The primary treatment of schizophrenia is antipsychotic medications, preferably combined with psychological and social support (National Collaborating Centre for Mental Health UK). Hospitalization may be required for some patients, either voluntarily or involuntarily; if needed. The first-line intervention for schizophrenia is antipsychotic medication [1] which can reduce the positive symptoms of psychosis. However, these medications may not significantly improve the negative symptoms of schizophrenia and cognitive dysfunction [2]. Among antipsychotic medications, clozapine has some negative side effects in the treatment of resistant schizophrenia.

Different substances, including medications and illegal drugs, increase the risk of epileptic seizures [3,4] Reports related to antidepressants and antipsychotics show seizures are more often related to these medications than other neuroactive drugs [4]. Almost all antipsychotic medications have been associated with a risk of decrease seizure threshold. Among the typical antipsychotics; chlorpromazine appears to be associated with the greatest risk of seizures while Clozapine is highly suspected of causing convulsions among the atypical antipsychotics [5].

Clozapine is a dibenzodiazepine derivative which has receptor blocking activity at dopamine D1 and D4 as well as seroto-nin 5-HT1A and 5-HT2 receptors [6]. Clozapine is a widely used atypical antipsychotic for treatment-resistant schizophrenia that can cause other medical problems [7].

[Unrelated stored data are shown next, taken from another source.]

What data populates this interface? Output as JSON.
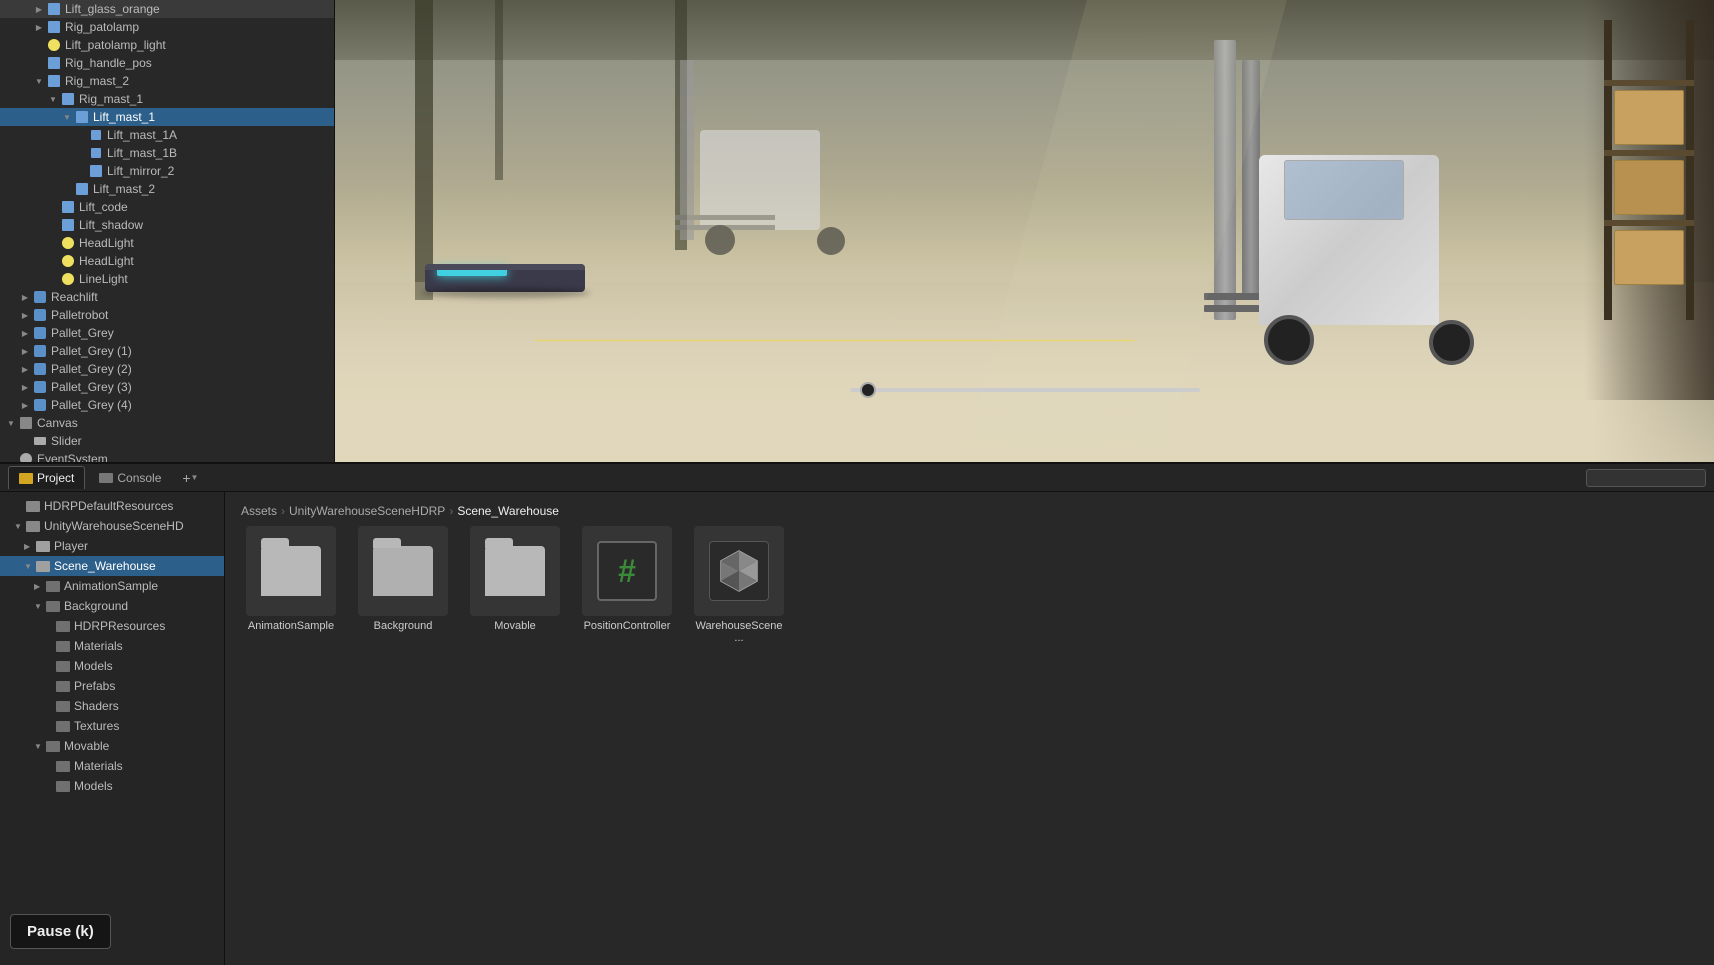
{
  "hierarchy": {
    "items": [
      {
        "id": "lift_glass_orange",
        "label": "Lift_glass_orange",
        "indent": 2,
        "icon": "cube",
        "expanded": false,
        "arrow": "right"
      },
      {
        "id": "rig_patolamp",
        "label": "Rig_patolamp",
        "indent": 2,
        "icon": "cube",
        "expanded": false,
        "arrow": "right"
      },
      {
        "id": "lift_patolamp_light",
        "label": "Lift_patolamp_light",
        "indent": 2,
        "icon": "light",
        "expanded": false,
        "arrow": null
      },
      {
        "id": "rig_handle_pos",
        "label": "Rig_handle_pos",
        "indent": 2,
        "icon": "cube",
        "expanded": false,
        "arrow": null
      },
      {
        "id": "rig_mast_2",
        "label": "Rig_mast_2",
        "indent": 2,
        "icon": "cube",
        "expanded": true,
        "arrow": "down"
      },
      {
        "id": "rig_mast_1",
        "label": "Rig_mast_1",
        "indent": 3,
        "icon": "cube",
        "expanded": true,
        "arrow": "down"
      },
      {
        "id": "lift_mast_1",
        "label": "Lift_mast_1",
        "indent": 4,
        "icon": "cube",
        "expanded": true,
        "arrow": "down",
        "selected": true
      },
      {
        "id": "lift_mast_1a",
        "label": "Lift_mast_1A",
        "indent": 5,
        "icon": "cube-small",
        "expanded": false,
        "arrow": null
      },
      {
        "id": "lift_mast_1b",
        "label": "Lift_mast_1B",
        "indent": 5,
        "icon": "cube-small",
        "expanded": false,
        "arrow": null
      },
      {
        "id": "lift_mirror_2",
        "label": "Lift_mirror_2",
        "indent": 5,
        "icon": "cube",
        "expanded": false,
        "arrow": null
      },
      {
        "id": "lift_mast_2",
        "label": "Lift_mast_2",
        "indent": 4,
        "icon": "cube",
        "expanded": false,
        "arrow": null
      },
      {
        "id": "lift_code",
        "label": "Lift_code",
        "indent": 3,
        "icon": "cube",
        "expanded": false,
        "arrow": null
      },
      {
        "id": "lift_shadow",
        "label": "Lift_shadow",
        "indent": 3,
        "icon": "cube",
        "expanded": false,
        "arrow": null
      },
      {
        "id": "headlight_1",
        "label": "HeadLight",
        "indent": 3,
        "icon": "light",
        "expanded": false,
        "arrow": null
      },
      {
        "id": "headlight_2",
        "label": "HeadLight",
        "indent": 3,
        "icon": "light",
        "expanded": false,
        "arrow": null
      },
      {
        "id": "linelight",
        "label": "LineLight",
        "indent": 3,
        "icon": "light",
        "expanded": false,
        "arrow": null
      },
      {
        "id": "reachlift",
        "label": "Reachlift",
        "indent": 1,
        "icon": "prefab",
        "expanded": false,
        "arrow": "right"
      },
      {
        "id": "palletrobot",
        "label": "Palletrobot",
        "indent": 1,
        "icon": "prefab",
        "expanded": false,
        "arrow": "right"
      },
      {
        "id": "pallet_grey",
        "label": "Pallet_Grey",
        "indent": 1,
        "icon": "prefab",
        "expanded": false,
        "arrow": "right"
      },
      {
        "id": "pallet_grey_1",
        "label": "Pallet_Grey (1)",
        "indent": 1,
        "icon": "prefab",
        "expanded": false,
        "arrow": "right"
      },
      {
        "id": "pallet_grey_2",
        "label": "Pallet_Grey (2)",
        "indent": 1,
        "icon": "prefab",
        "expanded": false,
        "arrow": "right"
      },
      {
        "id": "pallet_grey_3",
        "label": "Pallet_Grey (3)",
        "indent": 1,
        "icon": "prefab",
        "expanded": false,
        "arrow": "right"
      },
      {
        "id": "pallet_grey_4",
        "label": "Pallet_Grey (4)",
        "indent": 1,
        "icon": "prefab",
        "expanded": false,
        "arrow": "right"
      },
      {
        "id": "canvas",
        "label": "Canvas",
        "indent": 0,
        "icon": "canvas",
        "expanded": true,
        "arrow": "down"
      },
      {
        "id": "slider",
        "label": "Slider",
        "indent": 1,
        "icon": "slider",
        "expanded": false,
        "arrow": null
      },
      {
        "id": "eventsystem",
        "label": "EventSystem",
        "indent": 0,
        "icon": "event",
        "expanded": false,
        "arrow": null
      }
    ]
  },
  "tabs": {
    "project": "Project",
    "console": "Console",
    "add_icon": "+",
    "search_placeholder": ""
  },
  "asset_tree": {
    "items": [
      {
        "id": "hdrp_default",
        "label": "HDRPDefaultResources",
        "indent": 1,
        "expanded": false,
        "arrow": null
      },
      {
        "id": "unity_warehouse",
        "label": "UnityWarehouseSceneHD",
        "indent": 1,
        "expanded": true,
        "arrow": "down"
      },
      {
        "id": "player",
        "label": "Player",
        "indent": 2,
        "expanded": false,
        "arrow": "right"
      },
      {
        "id": "scene_warehouse",
        "label": "Scene_Warehouse",
        "indent": 2,
        "expanded": true,
        "arrow": "down",
        "selected": true
      },
      {
        "id": "animation_sample",
        "label": "AnimationSample",
        "indent": 3,
        "expanded": false,
        "arrow": "right"
      },
      {
        "id": "background",
        "label": "Background",
        "indent": 3,
        "expanded": true,
        "arrow": "down"
      },
      {
        "id": "hdrp_resources",
        "label": "HDRPResources",
        "indent": 4,
        "expanded": false,
        "arrow": null
      },
      {
        "id": "materials",
        "label": "Materials",
        "indent": 4,
        "expanded": false,
        "arrow": null
      },
      {
        "id": "models",
        "label": "Models",
        "indent": 4,
        "expanded": false,
        "arrow": null
      },
      {
        "id": "prefabs",
        "label": "Prefabs",
        "indent": 4,
        "expanded": false,
        "arrow": null
      },
      {
        "id": "shaders",
        "label": "Shaders",
        "indent": 4,
        "expanded": false,
        "arrow": null
      },
      {
        "id": "textures",
        "label": "Textures",
        "indent": 4,
        "expanded": false,
        "arrow": null
      },
      {
        "id": "movable",
        "label": "Movable",
        "indent": 3,
        "expanded": true,
        "arrow": "down"
      },
      {
        "id": "movable_materials",
        "label": "Materials",
        "indent": 4,
        "expanded": false,
        "arrow": null
      },
      {
        "id": "movable_models",
        "label": "Models",
        "indent": 4,
        "expanded": false,
        "arrow": null
      }
    ]
  },
  "breadcrumb": {
    "items": [
      "Assets",
      "UnityWarehouseSceneHDRP",
      "Scene_Warehouse"
    ]
  },
  "asset_grid": {
    "items": [
      {
        "id": "animation_sample",
        "label": "AnimationSample",
        "type": "folder"
      },
      {
        "id": "background",
        "label": "Background",
        "type": "folder"
      },
      {
        "id": "movable",
        "label": "Movable",
        "type": "folder"
      },
      {
        "id": "position_controller",
        "label": "PositionController",
        "type": "hash"
      },
      {
        "id": "warehouse_scene",
        "label": "WarehouseScene...",
        "type": "unity"
      }
    ]
  },
  "pause_button": {
    "label": "Pause (k)"
  }
}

In the available published data, there is no case report in literature of Clozapine induced seizure reported from Saudi Arabia which is a common prescribed medication in our local psychiatric hospital, and there is paucity of local data to emphasize the importance of this issue, although there are hundreds of publications worldwide. One of the main reasons for this case report is to highlight the importance of the unusual adverse effects of clozapine that may encounter in patient with psychiatric disorder by general practitioners and psychiatrists

Case Presentation

A 32-year-old male, who smokes and is a well-known to Al-Amal Complex for Mental Health-Dammam as having schizophrenia for about 14 years, was admitted to the inpatient unit with a history of exacerbation of his psychotic symptoms, as well as deterioration in his mental condition. Upon admission the patient exhibited: grandiose delusions, auditory hallucinations, self-talking, irritability, lack of sleep and disruptive behaviors. Routine assessment as well as a drug screen was requested upon admission. All results were within normal range; there was no evidence of drug abuse. Clinical data were reviewed as well as farther history was obtained from the family. This showed the patient has been prescribed various antipsychotic medications (both typical and atypical) with no improvement. Patient was diagnosed as having treatment resistant schizophrenia and was started on clozapine at a dose of 25 mg at night, titrated up gradually. This had never tried with this patient. After reaching 900 mg of clozapine per day on a divided dose, the patient lost consciousness while in the bathroom, fell and was unconscious for 2 minutes, but was not injured. Upon examination his vital signs were within normal range. The second day after his loss of consciousness, the patient again lost consciousness in the washroom, although not witnessed by nursing staff. After the ictal phase of the seizure, he was drowsy with a bleeding wound on his face. On examination vital signs were: blood pressure (BP) 128/83, respiratory rate (RR) 19, pulse rate (PR) 118, temperature 36.8°C, O2 saturation 98%. Patient was semiconscious, and disoriented to time and place. He was in distress, lying on the bed with a 5 cm wound on his face, which received stitches. Pupils were reactive bilaterally. Tongue was central and no signs of lower cranial nerve palsy. Chest and air entry were clear, with no wheezes or crackles. Cardiovascular examination was normal. Central nervous system examination was significant for up-going plantar response bilaterally with no focal or lateralizing signs. His electrocardiogram showed tachycardia and right bundle branch block. Echocardiogram was normal (Figure 1).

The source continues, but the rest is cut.